Day 6: Stir-Fried Chicken and Broccoli with Barley
Total time: 25 minutes
Toast the sesame seeds first if they are not already toasted. Add crushed red pepper flakes if you like some heat, and/or use a hotter mustard.
Ingredients:
- 2 chicken breasts, boneless, skinless
- 1 onion
- 2 cloves garlic
- 2 ribs celery
- 3oz (90gr) mushrooms
- 1 small head of broccoli
- 3 slices ginger, peeled
- 1/3 cup (3oz, 90ml) sherry
- 2 tbs soy sauce
- 2 tbs red wine vinegar
- 1 tbs Dijon-style mustard
- 2 tsp brown sugar
- 2 tsp sesame seed oil
- 2 tsp olive oil
- 1/2 cup (4oz, 120ml) chicken stock
- 1 tbs cornstarch (maizena, corn flour)
- 1 tbs sesame seeds, toasted
- Barley
- 2/3 cup (3.3oz, 95gr) barley, quick-cooking
- 1 1/3 cup (11oz, 330ml) chicken stock
Instructions:
- The prep: In a small bowl mix the sherry, soy sauce, vinegar, mustard and sugar.

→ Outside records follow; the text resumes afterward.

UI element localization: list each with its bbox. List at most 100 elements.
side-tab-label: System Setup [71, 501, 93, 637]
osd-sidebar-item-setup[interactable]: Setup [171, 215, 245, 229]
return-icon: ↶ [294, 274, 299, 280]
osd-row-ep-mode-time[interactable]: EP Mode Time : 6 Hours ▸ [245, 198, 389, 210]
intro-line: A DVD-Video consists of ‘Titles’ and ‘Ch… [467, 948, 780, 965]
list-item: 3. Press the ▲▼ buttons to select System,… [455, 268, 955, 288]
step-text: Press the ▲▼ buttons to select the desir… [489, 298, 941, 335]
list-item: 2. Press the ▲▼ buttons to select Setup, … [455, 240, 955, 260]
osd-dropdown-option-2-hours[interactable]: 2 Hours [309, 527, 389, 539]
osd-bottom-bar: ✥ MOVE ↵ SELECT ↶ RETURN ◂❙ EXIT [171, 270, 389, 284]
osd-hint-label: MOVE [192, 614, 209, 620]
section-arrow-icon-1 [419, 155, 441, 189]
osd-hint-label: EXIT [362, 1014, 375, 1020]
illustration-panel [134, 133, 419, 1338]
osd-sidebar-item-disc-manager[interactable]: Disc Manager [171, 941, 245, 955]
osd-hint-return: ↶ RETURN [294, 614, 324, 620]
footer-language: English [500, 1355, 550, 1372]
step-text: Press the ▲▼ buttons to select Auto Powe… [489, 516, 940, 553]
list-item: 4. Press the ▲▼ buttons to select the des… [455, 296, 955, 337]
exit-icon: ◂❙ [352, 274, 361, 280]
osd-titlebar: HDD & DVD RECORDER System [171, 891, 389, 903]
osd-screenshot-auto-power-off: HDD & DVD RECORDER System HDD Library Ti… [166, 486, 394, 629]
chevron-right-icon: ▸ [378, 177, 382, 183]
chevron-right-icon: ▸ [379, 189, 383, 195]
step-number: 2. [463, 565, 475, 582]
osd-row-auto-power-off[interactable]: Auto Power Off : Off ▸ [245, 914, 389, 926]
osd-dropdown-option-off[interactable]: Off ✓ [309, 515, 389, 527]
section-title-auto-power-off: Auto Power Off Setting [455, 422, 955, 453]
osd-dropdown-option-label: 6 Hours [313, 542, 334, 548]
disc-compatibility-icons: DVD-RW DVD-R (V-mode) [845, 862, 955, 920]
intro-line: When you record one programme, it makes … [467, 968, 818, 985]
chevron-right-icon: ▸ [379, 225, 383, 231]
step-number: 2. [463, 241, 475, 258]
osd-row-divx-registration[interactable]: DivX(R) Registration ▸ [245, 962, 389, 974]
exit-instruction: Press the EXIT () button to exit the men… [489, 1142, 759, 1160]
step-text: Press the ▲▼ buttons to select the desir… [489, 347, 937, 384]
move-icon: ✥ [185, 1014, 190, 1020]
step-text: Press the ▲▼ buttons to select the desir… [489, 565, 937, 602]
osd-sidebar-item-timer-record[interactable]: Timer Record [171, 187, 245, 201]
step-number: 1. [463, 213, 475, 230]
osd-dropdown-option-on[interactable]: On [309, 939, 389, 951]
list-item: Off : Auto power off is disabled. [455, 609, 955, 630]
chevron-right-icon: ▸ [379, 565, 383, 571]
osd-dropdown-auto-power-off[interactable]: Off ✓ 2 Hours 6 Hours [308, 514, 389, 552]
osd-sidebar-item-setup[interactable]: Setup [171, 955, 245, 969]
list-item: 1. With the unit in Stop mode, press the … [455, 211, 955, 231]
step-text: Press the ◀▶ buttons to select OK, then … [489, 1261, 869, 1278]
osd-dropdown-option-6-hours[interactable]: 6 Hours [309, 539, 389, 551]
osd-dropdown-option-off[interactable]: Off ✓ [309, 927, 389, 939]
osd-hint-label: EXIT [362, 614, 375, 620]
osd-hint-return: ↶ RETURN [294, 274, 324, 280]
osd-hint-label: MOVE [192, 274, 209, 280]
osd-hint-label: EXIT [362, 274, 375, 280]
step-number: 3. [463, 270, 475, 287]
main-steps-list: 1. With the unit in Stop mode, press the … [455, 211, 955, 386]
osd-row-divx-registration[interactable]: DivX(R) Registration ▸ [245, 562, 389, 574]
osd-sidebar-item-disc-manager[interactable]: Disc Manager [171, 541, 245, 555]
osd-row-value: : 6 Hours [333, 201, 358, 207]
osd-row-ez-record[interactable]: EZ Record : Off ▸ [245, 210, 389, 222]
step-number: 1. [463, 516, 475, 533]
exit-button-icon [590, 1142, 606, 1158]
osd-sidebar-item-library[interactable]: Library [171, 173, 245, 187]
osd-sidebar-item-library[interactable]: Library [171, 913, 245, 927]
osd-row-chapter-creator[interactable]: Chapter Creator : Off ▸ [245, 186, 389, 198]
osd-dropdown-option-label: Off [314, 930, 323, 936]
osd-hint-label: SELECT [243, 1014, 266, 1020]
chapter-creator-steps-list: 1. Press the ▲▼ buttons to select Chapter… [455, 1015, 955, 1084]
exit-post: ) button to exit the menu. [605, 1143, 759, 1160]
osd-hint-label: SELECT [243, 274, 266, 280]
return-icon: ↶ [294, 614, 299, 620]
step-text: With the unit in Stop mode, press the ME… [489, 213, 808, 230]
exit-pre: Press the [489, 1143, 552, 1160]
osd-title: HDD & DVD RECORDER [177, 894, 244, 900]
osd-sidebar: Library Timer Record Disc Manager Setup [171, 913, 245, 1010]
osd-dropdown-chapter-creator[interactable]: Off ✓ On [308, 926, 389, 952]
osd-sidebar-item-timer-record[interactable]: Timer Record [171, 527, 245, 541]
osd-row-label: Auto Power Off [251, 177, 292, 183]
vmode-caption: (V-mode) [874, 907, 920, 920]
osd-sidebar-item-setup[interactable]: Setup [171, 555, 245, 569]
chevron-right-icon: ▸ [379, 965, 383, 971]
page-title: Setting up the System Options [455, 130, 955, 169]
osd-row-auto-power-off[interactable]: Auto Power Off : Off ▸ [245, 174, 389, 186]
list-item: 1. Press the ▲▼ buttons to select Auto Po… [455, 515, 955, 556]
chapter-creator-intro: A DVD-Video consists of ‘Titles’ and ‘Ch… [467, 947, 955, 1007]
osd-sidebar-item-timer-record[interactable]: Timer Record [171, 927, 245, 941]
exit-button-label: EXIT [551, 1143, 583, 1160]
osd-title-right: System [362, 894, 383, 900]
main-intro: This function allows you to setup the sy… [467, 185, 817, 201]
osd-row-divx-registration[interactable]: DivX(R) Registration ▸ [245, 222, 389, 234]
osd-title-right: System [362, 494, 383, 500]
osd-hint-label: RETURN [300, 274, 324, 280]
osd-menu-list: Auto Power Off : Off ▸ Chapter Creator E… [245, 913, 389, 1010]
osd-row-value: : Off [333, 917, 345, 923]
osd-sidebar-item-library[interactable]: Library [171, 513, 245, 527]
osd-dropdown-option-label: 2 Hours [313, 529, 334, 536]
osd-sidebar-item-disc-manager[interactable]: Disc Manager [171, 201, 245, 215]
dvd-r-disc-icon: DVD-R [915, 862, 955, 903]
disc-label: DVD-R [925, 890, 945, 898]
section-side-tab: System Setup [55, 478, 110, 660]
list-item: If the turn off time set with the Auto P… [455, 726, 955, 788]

- Cut chicken into bite size pieces. Add to the bowl with the sauce, stir to coat.
- Cut the broccoli into small florets with a bit of stem.
- Vertically slice the onion.
- Cut celery into 1/4 inch slices.
- Mince the garlic and the ginger.
- Slice mushrooms
- Dissolve the cornstarch in the chicken stock and set aside.

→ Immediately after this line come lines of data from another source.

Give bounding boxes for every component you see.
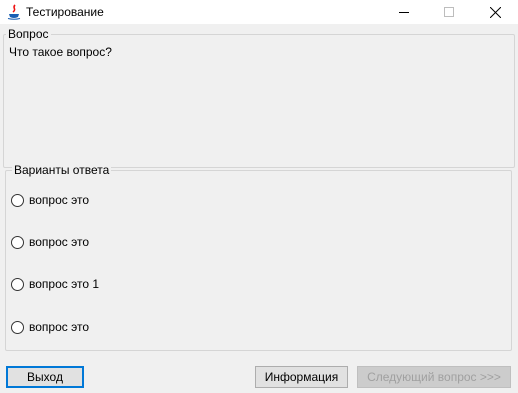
java-cup-icon	[7, 4, 21, 20]
answer-label: вопрос это 1	[29, 277, 99, 291]
radio-button[interactable]	[11, 277, 24, 291]
answer-label: вопрос это	[29, 193, 89, 207]
radio-button[interactable]	[11, 320, 24, 334]
answers-group: Варианты ответа вопрос это вопрос это во…	[5, 163, 512, 351]
maximize-button[interactable]	[426, 0, 472, 24]
answer-option-4[interactable]: вопрос это	[11, 319, 89, 335]
minimize-icon	[399, 12, 409, 13]
question-legend: Вопрос	[6, 27, 51, 41]
exit-button[interactable]: Выход	[6, 366, 84, 388]
question-group: Вопрос Что такое вопрос?	[3, 27, 515, 168]
question-text: Что такое вопрос?	[9, 45, 112, 59]
window-title: Тестирование	[26, 5, 104, 19]
next-question-button[interactable]: Следующий вопрос >>>	[357, 366, 511, 388]
info-button[interactable]: Информация	[255, 366, 348, 388]
radio-button[interactable]	[11, 235, 24, 249]
answer-label: вопрос это	[29, 320, 89, 334]
answer-label: вопрос это	[29, 235, 89, 249]
close-icon	[489, 6, 501, 18]
minimize-button[interactable]	[381, 0, 427, 24]
answer-option-3[interactable]: вопрос это 1	[11, 276, 99, 292]
close-button[interactable]	[472, 0, 518, 24]
answer-option-1[interactable]: вопрос это	[11, 192, 89, 208]
answers-legend: Варианты ответа	[12, 163, 112, 177]
maximize-icon	[444, 7, 454, 17]
radio-button[interactable]	[11, 193, 24, 207]
answer-option-2[interactable]: вопрос это	[11, 234, 89, 250]
title-bar[interactable]: Тестирование	[0, 0, 518, 24]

- To cook: In a large skillet or wok heat half of both oils over medium-high heat.
- Add celery, onion, mushrooms and stir fry 3 minutes.
- Add garlic, ginger, broccoli and stir-fry 2 minutes more.
- Transfer vegetables to a plate.
- Add the rest of the oils to the skillet.
- Remove chicken from sauce, reserving sauce, and stir fry 3 minutes.
- Return the vegetables to the pan and add the reserved sauce.
- Bring to a boil. Reduce heat, cover and simmer for 3 - 5 minutes longer, until the broccoli is just tender, but not over done.
- Give the cornstarch/stock a stir to recombine and add it to the pan, stirring constantly until thickened.
- Stir in sesame seeds.
- Serve over barley.
- Barley
- Cook barley in chicken stock, covered, over medium-low heat until done.
To toast sesame seeds: Put them into a dry, nonstick skillet over medium heat. Toss or stir them about in the pan until lightly golden, about 5 minutes.